Two examples from the debate highlight this point. Sanders was asked by a salon owner from Texas how she can grow her business under Obamacare’s employer mandate, which requires that businesses with at least 50 employees must provide health care coverage to their workers. This disproportionately impacts smaller businesses that cannot bear the costs without reducing wages or increasing costs – which could drive away customers. To avoid the fiscal crunch, many small businesses have opted to stay under that employee cap and others have increased their use of part-time workers.
Sanders offered the salon owner no options:
He responded that, due to the “dysfunctional health care system right now,” she simply must be required to provide health care to her employees if she expands above the 50-worker threshold. He seemed oblivious that this mandate hinders her, and other small business owners, from expanding and creating more jobs. Sanders failed to account for how Obamacare has negatively impacted the unemployed and uninsured people that it sought to help.
Second, while espousing the ACA’s benefits, he failed to note its fiscal impact. The latest analysis from the Congressional Budget Office estimated that the Obamacare will cost at least $470 billion over the next five years. Its outlay costs are exceeded by its new and higher taxes, which have hurt job growth and driven up costs. Repealing the ACA would mean real tax savings averaging $58 billion per year. Sanders’ also touted his “Medicare for All” proposal as a successor to the ACA. The plan would expand Medicare into a universal, single-payer health care program administered by the federal government, and its costs would be even more exorbitant. According to NTUF’s research, Sanders’s plan would cost nearly $6.9 trillion over its first five years. The Urban Institute estimated that costs could reach $32 trillion over ten years. The program would be funded by massive tax increases of over $1 trillion per year.
Senator Cruz offered alternative approaches to increase free-market competition in health care to spur improvements that bring down costs.

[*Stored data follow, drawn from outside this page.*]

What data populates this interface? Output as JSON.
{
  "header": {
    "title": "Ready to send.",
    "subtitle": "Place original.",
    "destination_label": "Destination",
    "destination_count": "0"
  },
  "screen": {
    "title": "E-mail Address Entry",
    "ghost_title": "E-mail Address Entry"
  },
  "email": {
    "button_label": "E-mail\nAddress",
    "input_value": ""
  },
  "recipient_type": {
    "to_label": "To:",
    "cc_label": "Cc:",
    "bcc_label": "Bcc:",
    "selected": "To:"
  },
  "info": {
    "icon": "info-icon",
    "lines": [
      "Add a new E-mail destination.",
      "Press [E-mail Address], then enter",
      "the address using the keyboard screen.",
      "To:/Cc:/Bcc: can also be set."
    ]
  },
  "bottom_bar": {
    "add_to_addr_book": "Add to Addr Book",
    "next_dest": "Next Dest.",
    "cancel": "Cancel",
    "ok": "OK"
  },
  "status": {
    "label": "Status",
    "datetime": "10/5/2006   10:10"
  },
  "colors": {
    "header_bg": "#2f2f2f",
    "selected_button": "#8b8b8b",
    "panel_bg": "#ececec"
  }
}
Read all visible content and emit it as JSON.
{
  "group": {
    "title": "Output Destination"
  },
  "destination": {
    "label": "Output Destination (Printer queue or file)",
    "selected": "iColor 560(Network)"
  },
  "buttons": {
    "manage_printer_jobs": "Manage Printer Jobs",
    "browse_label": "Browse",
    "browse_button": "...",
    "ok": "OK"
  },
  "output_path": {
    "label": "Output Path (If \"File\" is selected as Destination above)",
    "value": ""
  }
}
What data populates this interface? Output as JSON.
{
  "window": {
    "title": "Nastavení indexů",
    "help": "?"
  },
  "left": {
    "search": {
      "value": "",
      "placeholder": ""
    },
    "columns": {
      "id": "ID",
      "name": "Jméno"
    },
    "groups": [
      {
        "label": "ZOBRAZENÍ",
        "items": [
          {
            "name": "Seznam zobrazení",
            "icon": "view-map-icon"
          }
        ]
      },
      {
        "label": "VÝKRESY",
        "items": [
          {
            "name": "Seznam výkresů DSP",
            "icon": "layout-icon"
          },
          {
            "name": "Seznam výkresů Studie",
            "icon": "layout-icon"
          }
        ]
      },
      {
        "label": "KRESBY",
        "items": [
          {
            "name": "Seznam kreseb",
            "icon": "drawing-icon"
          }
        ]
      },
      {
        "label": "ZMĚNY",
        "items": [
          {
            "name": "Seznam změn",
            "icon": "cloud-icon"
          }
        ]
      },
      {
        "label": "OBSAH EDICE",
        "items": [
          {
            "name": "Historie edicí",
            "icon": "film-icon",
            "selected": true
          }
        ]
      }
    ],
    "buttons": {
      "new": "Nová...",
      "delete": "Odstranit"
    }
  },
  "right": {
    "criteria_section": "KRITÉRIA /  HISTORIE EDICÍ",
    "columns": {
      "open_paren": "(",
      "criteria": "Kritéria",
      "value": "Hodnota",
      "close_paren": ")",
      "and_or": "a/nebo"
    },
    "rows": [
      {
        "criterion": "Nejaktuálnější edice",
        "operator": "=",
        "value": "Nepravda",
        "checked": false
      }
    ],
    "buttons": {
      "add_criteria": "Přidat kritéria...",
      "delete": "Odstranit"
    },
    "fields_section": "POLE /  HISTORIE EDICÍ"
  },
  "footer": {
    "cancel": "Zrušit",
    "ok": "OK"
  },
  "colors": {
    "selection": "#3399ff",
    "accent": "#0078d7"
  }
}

He laid out his three core principles for replacing the ACA. First, Cruz would allow consumers to buy insurance across state lines, which is currently prohibited by federal law. Second, he would expand “health savings accounts so [people] can save in a tax advantaged way to meet your own health care needs.” Finally, Cruz would make health care portable so that it moves with the employee if they move from job to job.
These reforms are part of Cruz’s goal of reducing health care regulations and empowering consumers, but more details are needed to address a complete repeal and replacement of the ACA. Additional reform options in other plans would expand risk pools to assist states with coverage of higher-cost individuals, or refundable credits to assist low-income households purchase insurance. These would be similar to the ACA’s premium tax credits but would be more flexible because their use would not be limited to purchase of health insurance exclusively through the ACA’s health insurance exchanges, which currently have very limited options for consumers.
Although the Senators largely disagreed throughout the night, there were two policy areas where they reached a consensus. First, Cruz noted that the ACA's requirements "generate $51 billion in costs and more than 172 million hours of paperwork compliance" on insurers and health care providers. Sanders agreed, but stressed that insurance companies are also to blame. His solution is somewhat paradoxical: Sanders said we need a “simple system” yet his “Medicare for All” proposal would massively increase bureaucratic and administrative complexity.
Second, Cruz and Sanders also supported a plan to allow the importation of prescription drugs. Their statements reflect a deep misunderstanding of the issue and the potential ramifications. Sanders argued that Americans should be able to purchase re-imported prescription drugs that have been approved by the Federal Drug Administration (FDA) and that this will "will drive down prices in this country, because then you'll have international competition."
Just because there is bipartisan support for an idea does not necessarily mean it is good policy. While importation may sound like a free trade stance, this policy could have adverse impacts due to the fact that other countries have set price controls on medication. These controlled prices would essentially be imported, diverting resources from the development of new drugs that will save lives and lead to health care savings.
Moreover, Sanders and Cruz did not note that there would administrative costs to set up the regulatory regime. In 2005, the Congressional Budget Office looked at a similar proposal and estimated that it would have cost federal agencies $1.5 billion over five years, boosted fees collected by the FDA, and that the savings through federal health programs would have been minimal. A former FDA Deputy Commissioner also warned that such a system would increase the flow of counterfeit drugs into the country.